Onward Holdings had expected to make a ¥2.4 billion profit in the six months that ended in September. But when it closed its books, operating profit was only ¥200 million.

Some economists worry consumer spending is now stuck in a prolonged period of very low growth.

In June and July, same-store sales at Fast Retailing’s Uniqlo clothing outlets in Japan fell from a year earlier before notching modest gains of 2.5 percent and 2.6 percent in August and September, respectively.

Earnings from Japan’s retailers show consumer spending has undergone a reversal from the early days of Prime Minister Shinzo Abe’s administration.

Shortly after Abe took office late in 2012, the wealthy cashed in on a stock rally and went shopping. Unions got the pay increases they asked for, and companies started raising retail prices.

Since then, the monetary and fiscal measures taken by Abe to rekindle Japan’s economy have delivered uneven results.

A sales tax hike last year to 8 percent from 5 percent helped tip the economy into a brief recession.
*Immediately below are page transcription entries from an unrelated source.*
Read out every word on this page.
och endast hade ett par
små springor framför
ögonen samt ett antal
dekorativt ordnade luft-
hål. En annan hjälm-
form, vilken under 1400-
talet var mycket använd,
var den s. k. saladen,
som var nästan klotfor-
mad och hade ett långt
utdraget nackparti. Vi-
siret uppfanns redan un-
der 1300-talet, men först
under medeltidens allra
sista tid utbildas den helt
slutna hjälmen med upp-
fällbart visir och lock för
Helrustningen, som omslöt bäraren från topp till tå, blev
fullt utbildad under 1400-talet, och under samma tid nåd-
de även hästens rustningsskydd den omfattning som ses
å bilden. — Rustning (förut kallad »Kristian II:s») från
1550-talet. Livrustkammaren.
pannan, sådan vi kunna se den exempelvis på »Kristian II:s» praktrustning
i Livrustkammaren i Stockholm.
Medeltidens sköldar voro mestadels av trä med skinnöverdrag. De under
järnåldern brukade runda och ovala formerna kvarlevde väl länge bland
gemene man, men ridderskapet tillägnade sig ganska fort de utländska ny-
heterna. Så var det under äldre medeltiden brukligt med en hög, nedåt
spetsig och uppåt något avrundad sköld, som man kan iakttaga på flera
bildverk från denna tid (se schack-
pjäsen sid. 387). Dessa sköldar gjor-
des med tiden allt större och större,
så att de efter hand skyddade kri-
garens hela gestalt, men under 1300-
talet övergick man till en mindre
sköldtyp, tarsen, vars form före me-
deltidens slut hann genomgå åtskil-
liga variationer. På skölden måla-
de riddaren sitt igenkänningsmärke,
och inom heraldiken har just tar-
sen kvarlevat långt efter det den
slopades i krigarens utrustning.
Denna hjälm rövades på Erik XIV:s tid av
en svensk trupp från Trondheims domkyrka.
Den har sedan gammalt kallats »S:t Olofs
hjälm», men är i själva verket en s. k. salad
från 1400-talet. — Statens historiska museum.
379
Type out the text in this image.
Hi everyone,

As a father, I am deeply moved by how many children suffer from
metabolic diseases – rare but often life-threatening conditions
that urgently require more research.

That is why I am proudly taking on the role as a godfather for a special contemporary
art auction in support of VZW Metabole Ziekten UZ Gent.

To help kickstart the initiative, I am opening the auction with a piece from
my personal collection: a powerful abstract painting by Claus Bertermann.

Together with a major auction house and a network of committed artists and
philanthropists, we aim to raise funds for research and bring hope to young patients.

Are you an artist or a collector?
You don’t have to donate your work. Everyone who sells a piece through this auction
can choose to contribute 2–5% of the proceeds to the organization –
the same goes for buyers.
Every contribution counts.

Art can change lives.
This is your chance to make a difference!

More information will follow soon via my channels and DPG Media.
Now, the world’s third-largest economy is at risk of falling into its fourth recession in the past five years as exports, factory output and consumer spending stumble.

Abe had a bold agenda of ending deflation and knocking down the barriers to growth, but many economists say the requisite policies never really materialized.

Now the retail sector is adapting to a return to more subdued household spending.

“Some companies are starting to realize they’ve actually driven away some customers by raising retail prices,” said Norio Miyagawa, senior economist at Mizuho Securities.

“The government’s initial growth strategy did not really expand the pie. Now the government is simply left trying to redistribute wealth.”

  • Paul Johnny Lynn

    First, I pay my rent. Then, utilities. After that, I buy food and other household necessities. Beyond that, the occasional drink on the train, or at home. Unless something desperately needs replacing or fixing, whatever ISN’T spent stays in the bank for possible emergencies. In real terms, I’m probably worse off now than when I first came here. I don’t have a credit card (banks won’t give me one), but it’s not such a problem…I couldn’t afford to use one if I did have one.

  • thedudeabidez

    “Abe had a bold agenda of ending deflation and knocking down the barriers to growth, but many economists say the requisite policies never really materialized.”

    That’s because economists are operating under the illusion that this is what the Abé administration set out to do.

    If, however, Abe’s agenda was to benefit keidanren and the giant zaibatsu corporations …

    — through a weaker yen (which benefits only exporters), monetary easing, a jiggered stock market bubble, restoring nuclear power & bailing out TEPCO at the taxpayer’s expense, corporate tax cuts, and loosening the constitution to allow overseas arms sales —

    … at the expense of everyone else …

    — through regressive consumption taxes, higher prices due to a weaker yen, flat wages, loosened regulations on hiring “perma-temps” —

    … then he has been wildly successful. This administration could care less about the economy as a whole as long as Keidanren iis taken care of.